Wednesday, July 15, 2009

Introducing how-to Video

We'll be introducing a series of short "How to" ITIL videos on this blog, focused on taking core ITIL concepts and discussing some ways to implement them effectively in the real world. Since the ITIL is not a theory, but an aggregation of practical strategies for managing and supporting IT services, many of my customers get caught up in the lingo and don't spend enough time "doing" ITIL. We'll look at one section each week from Strategy, Design, Transition, Operation, and Improvement and describe some specific how-tos that have worked for customers of ours that you will likely find effective in your orgs too. Please feel free to react to what you see and post your own advice and guidance based on your experiences!

Monday, July 13, 2009

Training or Learning?

Like many other ITIL instructors, I spend a fair amount of my time teaching certification classes. That said, keep in mind that for ITIL implementations to work, it requires the right combination of people, process, and technology. Can your teams effectively leverage your tools and processes to support a workflow that delivers sustained, aligned services? Most of the skills gaps I see are around bridging process silos...making sure inputs, outputs, and triggers are understood, managed, and automated where possible to facilitate incident and problem identification and diagnosis, coordinate transition activities, or align customer service requirements to achievable performance targets.

Thursday, July 9, 2009

A new ITIL Blog with real information

Welcome to a new user-consortium driven blog called Making ITIL Work. The moderator of the blog is ITIL Expert Patrick von Schlag, who will contribute written and video good practices based on the ITIL and other good practice frameworks.

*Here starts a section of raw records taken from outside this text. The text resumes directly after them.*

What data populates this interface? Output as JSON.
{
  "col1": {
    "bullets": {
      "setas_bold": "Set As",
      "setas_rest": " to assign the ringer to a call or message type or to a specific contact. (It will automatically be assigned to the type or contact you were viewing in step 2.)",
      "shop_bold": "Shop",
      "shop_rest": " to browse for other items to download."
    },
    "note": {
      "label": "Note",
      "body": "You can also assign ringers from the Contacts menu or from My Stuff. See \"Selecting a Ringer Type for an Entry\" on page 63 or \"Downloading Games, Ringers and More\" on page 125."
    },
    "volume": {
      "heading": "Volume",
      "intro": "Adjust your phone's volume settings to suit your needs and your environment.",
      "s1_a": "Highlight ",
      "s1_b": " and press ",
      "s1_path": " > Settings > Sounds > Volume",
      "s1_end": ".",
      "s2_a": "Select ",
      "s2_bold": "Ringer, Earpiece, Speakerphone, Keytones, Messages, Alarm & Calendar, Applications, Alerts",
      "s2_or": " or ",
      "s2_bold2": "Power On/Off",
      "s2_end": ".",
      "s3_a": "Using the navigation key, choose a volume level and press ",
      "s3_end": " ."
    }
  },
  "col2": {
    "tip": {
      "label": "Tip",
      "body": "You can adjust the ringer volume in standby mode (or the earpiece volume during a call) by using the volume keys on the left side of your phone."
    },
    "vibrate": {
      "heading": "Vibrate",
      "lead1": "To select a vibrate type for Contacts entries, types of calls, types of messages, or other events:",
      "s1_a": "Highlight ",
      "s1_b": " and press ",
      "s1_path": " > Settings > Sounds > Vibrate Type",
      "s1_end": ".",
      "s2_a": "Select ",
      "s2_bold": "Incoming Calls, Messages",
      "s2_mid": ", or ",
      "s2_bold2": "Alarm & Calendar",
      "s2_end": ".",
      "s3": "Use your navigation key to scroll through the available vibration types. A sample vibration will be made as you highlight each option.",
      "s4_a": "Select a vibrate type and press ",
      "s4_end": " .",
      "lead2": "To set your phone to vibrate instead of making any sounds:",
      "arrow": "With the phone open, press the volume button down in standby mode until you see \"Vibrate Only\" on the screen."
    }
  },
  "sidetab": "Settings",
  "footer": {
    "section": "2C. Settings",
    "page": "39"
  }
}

This blog is NOT for course advertising or job searches. It is a great place to get real facts and specific support for making ITIL work in your organization. Your moderator (me) does not claim omniscience, and so I hope that each of you will share your own wisdom as well.

This is a great place to ask questions, share success stories (funny how your bosses are never interested in talking about the things that are working...:), and get the support and tools you need to make ITIL work in your organization.